Ich ging durch den Personaleingang ins Schloss. In der Umkleide, die mehr einer Abstellkammer glich, traf ich auf meine ersten Kolleginnen. Keine sah jünger als 60 aus. Ich war wohl die einzige, die noch Farbpigmente in ihren Haaren hatte und bei der sich die Stirn wieder glättete, wenn Verwunderung der Erleuchtung wich.
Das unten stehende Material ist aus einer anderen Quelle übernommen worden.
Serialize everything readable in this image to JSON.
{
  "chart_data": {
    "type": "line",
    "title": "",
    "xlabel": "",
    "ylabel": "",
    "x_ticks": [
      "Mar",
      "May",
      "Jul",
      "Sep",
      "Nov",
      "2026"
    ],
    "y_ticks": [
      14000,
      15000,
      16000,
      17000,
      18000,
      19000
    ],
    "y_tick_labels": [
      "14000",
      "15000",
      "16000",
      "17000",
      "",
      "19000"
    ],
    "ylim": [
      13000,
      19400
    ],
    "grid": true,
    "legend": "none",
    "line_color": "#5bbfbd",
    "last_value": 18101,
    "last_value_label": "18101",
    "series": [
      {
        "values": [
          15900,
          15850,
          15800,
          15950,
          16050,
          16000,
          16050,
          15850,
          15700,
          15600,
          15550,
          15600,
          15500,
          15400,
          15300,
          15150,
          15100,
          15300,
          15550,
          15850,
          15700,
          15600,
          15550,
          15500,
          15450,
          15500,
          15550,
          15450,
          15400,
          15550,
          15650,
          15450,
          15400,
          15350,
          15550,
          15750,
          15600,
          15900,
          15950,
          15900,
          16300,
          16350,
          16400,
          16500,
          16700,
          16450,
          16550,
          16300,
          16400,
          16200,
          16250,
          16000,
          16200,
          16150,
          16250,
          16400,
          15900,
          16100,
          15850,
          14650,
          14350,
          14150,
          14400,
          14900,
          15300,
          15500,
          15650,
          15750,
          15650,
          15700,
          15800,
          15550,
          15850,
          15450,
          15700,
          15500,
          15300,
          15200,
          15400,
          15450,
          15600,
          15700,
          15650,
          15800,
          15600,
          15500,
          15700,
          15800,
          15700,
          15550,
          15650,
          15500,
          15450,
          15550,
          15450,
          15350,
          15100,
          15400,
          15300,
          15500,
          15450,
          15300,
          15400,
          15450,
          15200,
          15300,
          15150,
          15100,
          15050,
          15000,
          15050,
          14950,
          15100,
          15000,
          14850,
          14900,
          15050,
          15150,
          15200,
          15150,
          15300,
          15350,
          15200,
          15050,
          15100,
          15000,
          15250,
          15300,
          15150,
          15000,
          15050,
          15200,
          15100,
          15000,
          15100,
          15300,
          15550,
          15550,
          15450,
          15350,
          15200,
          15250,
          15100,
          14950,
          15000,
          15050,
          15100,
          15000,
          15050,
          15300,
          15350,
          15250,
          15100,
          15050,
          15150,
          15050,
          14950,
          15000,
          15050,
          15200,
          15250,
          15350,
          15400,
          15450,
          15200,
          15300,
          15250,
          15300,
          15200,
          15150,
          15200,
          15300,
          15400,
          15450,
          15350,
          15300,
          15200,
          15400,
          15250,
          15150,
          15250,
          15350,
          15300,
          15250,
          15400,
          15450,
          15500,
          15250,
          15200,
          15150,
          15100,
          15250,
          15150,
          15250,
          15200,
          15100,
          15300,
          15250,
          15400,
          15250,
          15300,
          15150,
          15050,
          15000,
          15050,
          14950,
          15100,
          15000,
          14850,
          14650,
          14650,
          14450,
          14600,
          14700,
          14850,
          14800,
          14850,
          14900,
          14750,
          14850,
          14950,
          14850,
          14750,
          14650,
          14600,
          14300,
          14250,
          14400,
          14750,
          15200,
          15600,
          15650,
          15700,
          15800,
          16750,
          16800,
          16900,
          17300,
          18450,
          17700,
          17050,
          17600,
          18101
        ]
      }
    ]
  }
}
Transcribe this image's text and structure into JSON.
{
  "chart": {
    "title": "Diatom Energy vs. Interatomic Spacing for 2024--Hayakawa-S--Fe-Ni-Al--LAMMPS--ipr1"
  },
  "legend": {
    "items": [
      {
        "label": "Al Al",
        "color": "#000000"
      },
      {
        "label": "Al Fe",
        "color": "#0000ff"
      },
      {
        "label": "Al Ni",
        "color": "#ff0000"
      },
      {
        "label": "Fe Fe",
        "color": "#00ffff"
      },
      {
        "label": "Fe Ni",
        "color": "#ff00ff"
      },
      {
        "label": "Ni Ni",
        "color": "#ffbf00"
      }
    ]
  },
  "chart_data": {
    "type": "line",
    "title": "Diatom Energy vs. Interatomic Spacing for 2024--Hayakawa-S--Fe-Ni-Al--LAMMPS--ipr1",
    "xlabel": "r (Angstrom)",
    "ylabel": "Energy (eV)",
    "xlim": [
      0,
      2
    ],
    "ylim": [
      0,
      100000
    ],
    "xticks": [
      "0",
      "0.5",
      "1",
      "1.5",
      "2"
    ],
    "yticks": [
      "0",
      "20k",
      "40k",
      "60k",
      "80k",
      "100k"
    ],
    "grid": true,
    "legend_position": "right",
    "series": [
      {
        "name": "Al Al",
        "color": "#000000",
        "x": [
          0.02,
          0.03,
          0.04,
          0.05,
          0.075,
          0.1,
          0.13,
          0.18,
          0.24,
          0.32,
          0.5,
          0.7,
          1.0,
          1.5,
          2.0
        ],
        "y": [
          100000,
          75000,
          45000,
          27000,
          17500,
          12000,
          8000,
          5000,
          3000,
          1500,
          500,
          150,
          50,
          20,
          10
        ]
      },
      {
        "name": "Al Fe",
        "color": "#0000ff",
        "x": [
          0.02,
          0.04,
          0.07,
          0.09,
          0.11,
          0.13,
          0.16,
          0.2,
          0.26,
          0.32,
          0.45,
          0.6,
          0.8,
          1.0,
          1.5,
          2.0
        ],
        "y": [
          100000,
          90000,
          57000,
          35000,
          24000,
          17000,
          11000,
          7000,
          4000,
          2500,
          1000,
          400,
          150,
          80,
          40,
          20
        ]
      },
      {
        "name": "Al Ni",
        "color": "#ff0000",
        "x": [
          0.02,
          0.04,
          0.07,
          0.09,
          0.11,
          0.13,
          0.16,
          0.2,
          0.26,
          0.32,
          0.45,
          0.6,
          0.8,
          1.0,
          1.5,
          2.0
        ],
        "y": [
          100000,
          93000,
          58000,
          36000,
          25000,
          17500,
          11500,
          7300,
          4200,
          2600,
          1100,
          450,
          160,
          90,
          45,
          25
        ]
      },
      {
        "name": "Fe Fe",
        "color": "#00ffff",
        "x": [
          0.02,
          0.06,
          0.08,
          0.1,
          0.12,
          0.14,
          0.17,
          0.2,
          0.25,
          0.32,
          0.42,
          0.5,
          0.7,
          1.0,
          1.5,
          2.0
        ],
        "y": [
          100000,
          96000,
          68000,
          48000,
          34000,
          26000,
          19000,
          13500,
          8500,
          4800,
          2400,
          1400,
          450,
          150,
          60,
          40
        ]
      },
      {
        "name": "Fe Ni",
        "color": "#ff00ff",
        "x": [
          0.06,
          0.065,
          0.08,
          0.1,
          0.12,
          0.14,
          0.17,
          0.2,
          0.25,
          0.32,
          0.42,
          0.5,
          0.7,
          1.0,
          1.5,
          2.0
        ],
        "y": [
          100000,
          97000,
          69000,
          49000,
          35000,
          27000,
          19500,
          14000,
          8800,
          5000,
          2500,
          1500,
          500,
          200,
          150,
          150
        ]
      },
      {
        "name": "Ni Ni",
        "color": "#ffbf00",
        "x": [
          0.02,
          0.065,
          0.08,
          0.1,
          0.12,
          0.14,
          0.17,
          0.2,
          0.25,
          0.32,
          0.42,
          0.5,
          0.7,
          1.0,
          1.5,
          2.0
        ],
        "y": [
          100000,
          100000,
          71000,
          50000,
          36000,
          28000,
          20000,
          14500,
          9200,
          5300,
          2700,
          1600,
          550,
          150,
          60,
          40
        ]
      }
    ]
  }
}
„Du bist Johanna, oder?", sprach mich die Schmächtigste der Omas an.

„Ja. Ich habe heute meinen ersten Arbeitstag."

Sie lächelte und stopfte ihre Dauerwelle unter die Haube.

„Ja, das hat Ralf uns gesagt. Freut mich dich im Team zu haben. Alle Kollegen sind hier sehr nett. Das wirst du schnell merken. Dadurch macht die Arbeit auch Spaß. Ich bin übrigens Marlies."

Sie streckte mir ihre Hand aus. Ich nahm sie an und schüttelte sie höflich.

„Endlich bekommen wir mal ein bisschen junges Blut ins Team", stimmte eine zweite zu und stellte sich als Bärbel vor.

Als ich meinem Ganzkörperkondom steckte, führten mich Bärbel und Marlies in die Küche. Meine erste Aufgabe war es Besteck bereitzustellen. Gabel, Messer und Löffel konnte ich gerade noch so auseinanderhalten und so machte mir diese Aufgabe auch keine großen Probleme. Dann wurden die Behälter mit dem Essen in die Vitrinen gestellt. Auch hierbei fühlte ich mich noch nicht überfordert und das Beste war, dass jede einzelne Minute mir Geld brachte. 14,16 Cent um genau zu sein. Es war ein verdammt gutes Gefühl Geld zu verdienen.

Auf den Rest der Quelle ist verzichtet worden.